Among the eating places we tried, two of the best were the coffee house right beside our house with a fantastic deck overlooking the river and the restaurant at a boutique hotel down the road which also had an amazing riverbank deck. Honourable mention goes to the multi-level patio garden at the other cafe beside our house. Most unusual would be the backpacker bar where we met up with our English friends on the last night, it was literally overrun with 100+ twenty-something’s lying around drinking and smoking grass.
On a final note, one thing that took us completely by surprise was how very, very hot it was! Living in Ipoh, at about 4 degrees north latitude we thought that flying way, way up north to around 20 degrees latitude would be cooler but we couldn't have been more wrong.

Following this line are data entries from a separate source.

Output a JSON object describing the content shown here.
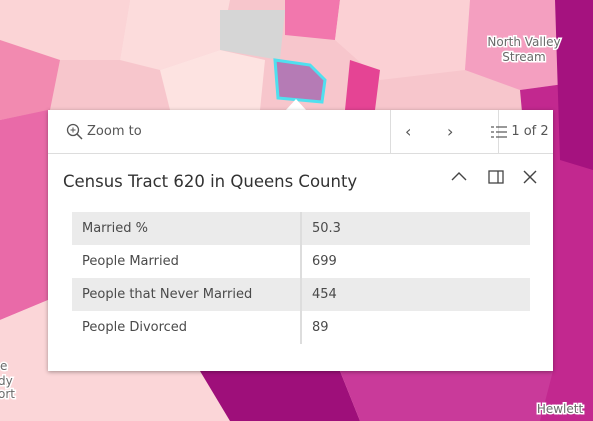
{
  "map_labels": [
    "North Valley",
    "Stream",
    "Hewlett",
    "e",
    "dy",
    "ort"
  ],
  "popup": {
    "zoom": "Zoom to",
    "pager": "1 of 2",
    "title": "Census Tract 620 in Queens County",
    "table": {
      "rows": [
        [
          "Married %",
          "50.3"
        ],
        [
          "People Married",
          "699"
        ],
        [
          "People that Never Married",
          "454"
        ],
        [
          "People Divorced",
          "89"
        ]
      ]
    }
  }
}
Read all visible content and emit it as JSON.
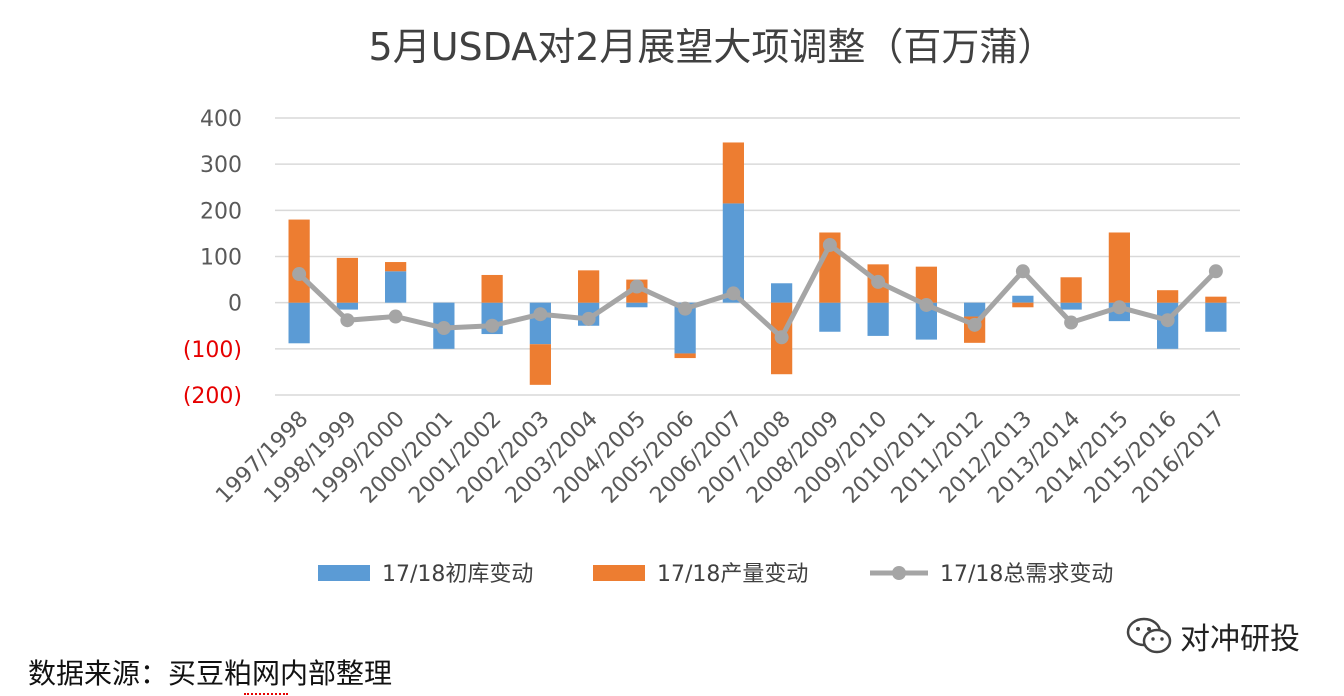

Mid to high 30's celsius and extremely humid. After about a day we started to joke about getting back to Malaysia to cool down.
We definitely enjoyed the trip, Luang Prabang is like a quieter, more laid back version of Chiang Mai and the Mekong presents the most amazing vistas, never get tired of it!
Luang Prabang is a very small city - only about 60,000 people - way up high on the Mekong River and smack in the middle of northern Laos. It's old city is a UNESCO World Heritage site and is located on a peninsula at the confluence of the Mekong and Nam Khan rivers and contains both traditional Lao and French colonial architecture. It's only started opening up to tourism in the past few years.
If anyone was wondering, Luang Prabang translates roughly to Royal Buddha Image.